Sementara salah satu Petinggi Perusahaan Perkebunan Kelapa Sawit tersebut yang dikonfirmasi para awak media pada Selasa 20 Mei 2025 mengatakan, Perkebunan tidak keberatan melepaskan 5 Hektar lahan untuk kepentingan Desa.
“Perusahaan awalnya mau menyerahkan 2 hektar terus ditambah lagi 3 hektar, total nya jadi 5 hektar untuk kebutuhan pasilitas umum dan pasilitas sosial Desa. Tapi, Perusahaan juga menunggu proposal dari Desa dan sampai saat ini Perusahaan belom juga menerima proposal itu,” ucap salah satu Petinggi Perusahaan Perkebunan tersebut.
Lanjutnya, proposal tidak pernah diberikan tapi hasil kebun terus dipanen, bahkan sawit yang masih muda juga dipanen. Dijual dengan berodolan.
“Ini kan jadinya terkesan seperti Preman saja. Kita (Perusahaan) nggak pernah mempersulit Warga dan kita juga mau melepaskan lahan tersebut,” katanya.
Di konfirmasi terpisah, Camat Rantau, Kabupaten Aceh Tamiang Muhammad Hans Martakesuma, S.STP mengatakan, telah berulang kali memanggil pihak Perusahaan, Kepala Desa, dan Warga.
“Kita (Forkopincam) baik itu Camat, Kapolsek, juga Danramil telah melakukan mediasi dengan memanggil pihak Perusahaan, Kepala Desa, juga Warga.

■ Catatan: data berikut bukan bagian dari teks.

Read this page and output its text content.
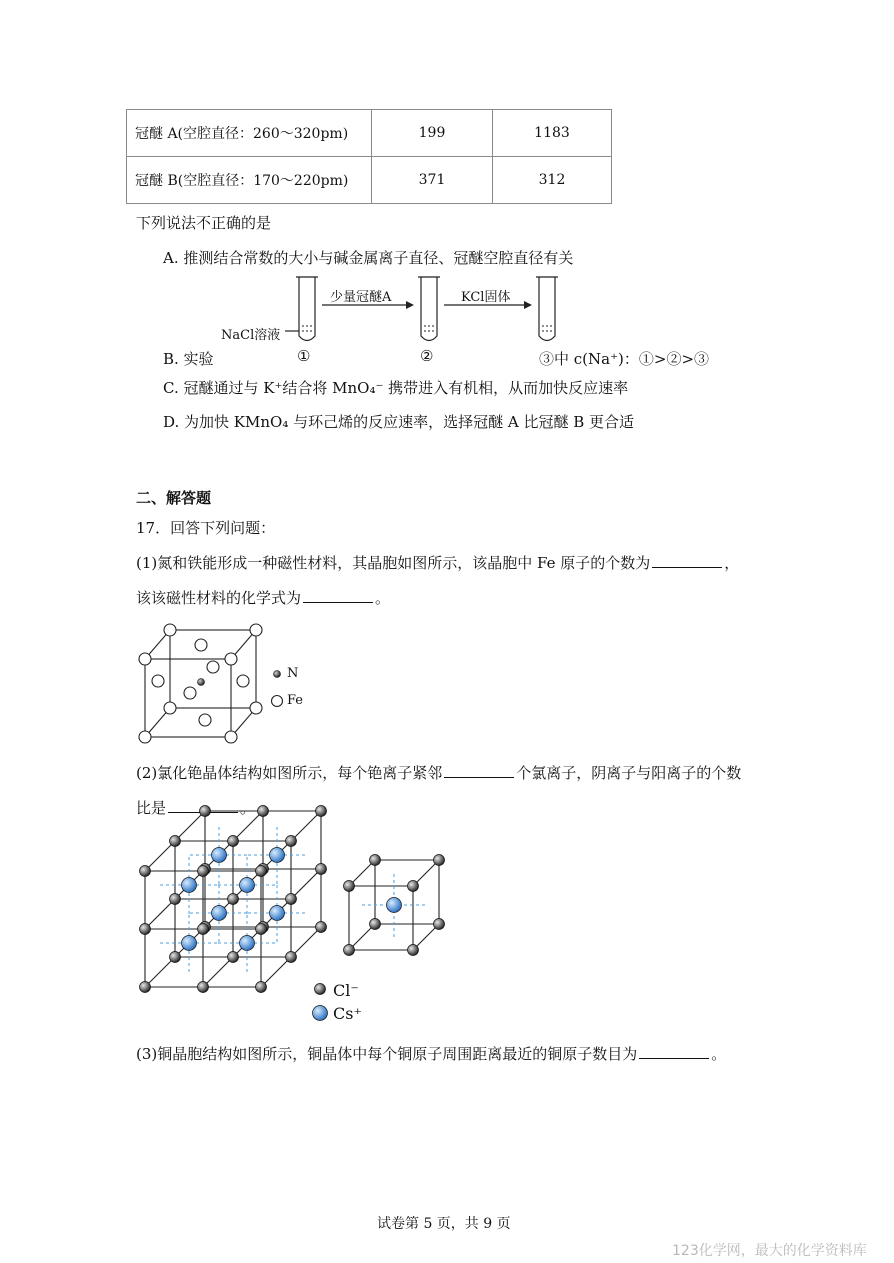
冠醚 A(空腔直径：260～320pm)	199	1183
冠醚 B(空腔直径：170～220pm)	371	312
下列说法不正确的是
A. 推测结合常数的大小与碱金属离子直径、冠醚空腔直径有关
NaCl溶液
少量冠醚A	KCl固体
①	②
B. 实验	③中 c(Na⁺)：①>②>③
C. 冠醚通过与 K⁺结合将 MnO₄⁻ 携带进入有机相，从而加快反应速率
D. 为加快 KMnO₄ 与环己烯的反应速率，选择冠醚 A 比冠醚 B 更合适
二、解答题
17．回答下列问题：
(1)氮和铁能形成一种磁性材料，其晶胞如图所示，该晶胞中 Fe 原子的个数为	，
该该磁性材料的化学式为	。
N
Fe
(2)氯化铯晶体结构如图所示，每个铯离子紧邻	个氯离子，阴离子与阳离子的个数
比是	。
Cl⁻
Cs⁺
(3)铜晶胞结构如图所示，铜晶体中每个铜原子周围距离最近的铜原子数目为	。
试卷第 5 页，共 9 页
123化学网，最大的化学资料库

Dalam kesempatan mediasi tersebut pihak Perusahaan tidak keberatan untuk menyerahkan lahan ke Desa, dan Desa harus membuat proposal juga surat melengkapi berkas administrasi ke Perusahaan dan Pemerintah Kabupaten Aceh Tamiang terkait pengelolaan lahan,” kata Muhammad Hans Martakesuma, Rabu 21 Mei 2025.

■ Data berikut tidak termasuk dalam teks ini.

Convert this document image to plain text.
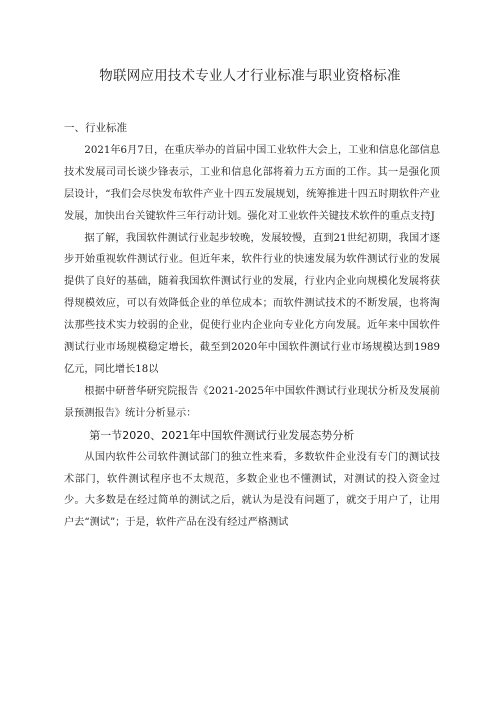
物联网应用技术专业人才行业标准与职业资格标准

一、行业标准

2021年6月7日，在重庆举办的首届中国工业软件大会上，工业和信息化部信息技术发展司司长谈少锋表示，工业和信息化部将着力五方面的工作。其一是强化顶层设计，“我们会尽快发布软件产业十四五发展规划，统筹推进十四五时期软件产业发展，加快出台关键软件三年行动计划。强化对工业软件关键技术软件的重点支持J

据了解，我国软件测试行业起步较晚，发展较慢，直到21世纪初期，我国才逐步开始重视软件测试行业。但近年来，软件行业的快速发展为软件测试行业的发展提供了良好的基础，随着我国软件测试行业的发展，行业内企业向规模化发展将获得规模效应，可以有效降低企业的单位成本；而软件测试技术的不断发展，也将淘汰那些技术实力较弱的企业，促使行业内企业向专业化方向发展。近年来中国软件测试行业市场规模稳定增长，截至到2020年中国软件测试行业市场规模达到1989亿元，同比增长18以

根据中研普华研究院报告《2021-2025年中国软件测试行业现状分析及发展前景预测报告》统计分析显示：

第一节2020、2021年中国软件测试行业发展态势分析

从国内软件公司软件测试部门的独立性来看，多数软件企业没有专门的测试技术部门，软件测试程序也不太规范，多数企业也不懂测试，对测试的投入资金过少。大多数是在经过简单的测试之后，就认为是没有问题了，就交于用户了，让用户去“测试”；于是，软件产品在没有经过严格测试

Lanjut Camat, namun sampai dengan sekarang Proposal yang dimaksud belum juga disertakan Desa.
“Yang kita anehnya, pihak Perusahaan dan Kepala Desa malah melakukan pertemuan lagi, padahal sudah ada kesepakatan sebelumnya. Dalam pertemuan itu secara lisan, pihak Perusahaan memberikan lahan itu kepada Kepala Desa untuk kepentingan Desa tanpa ada kelengkapan administrasi. Dengan sikap seperti itu, kita (Forkopincam) merasa kecewa. Akibat sikap Perusahaan itu, warga melaporkan jika Kepala Desa menguasai lahan itu sendiri bukan untuk kepentingan Desa. Jadinya sekarang terkesan Perusahaan menciptakan kondisi tidak nyaman antara warga di Desa tersebut. Ditambah lagi itu Perusahaan terkesan membiarkan kondisi ini terus terjadi,” pungkasnya.
Sebagai Informasi:
Berkedok” berarti memakai sesuatu untuk menutupi atau menyembunyikan maksud atau identitas sebenarnya. Ini bisa berupa topeng atau sesuatu yang digunakan untuk menutupi wajah atau diri. Dalam konteks yang lebih luas, “berkedok” bisa berarti melakukan sesuatu seolah-olah dengan maksud tertentu, padahal ada maksud lain yang sebenarnya.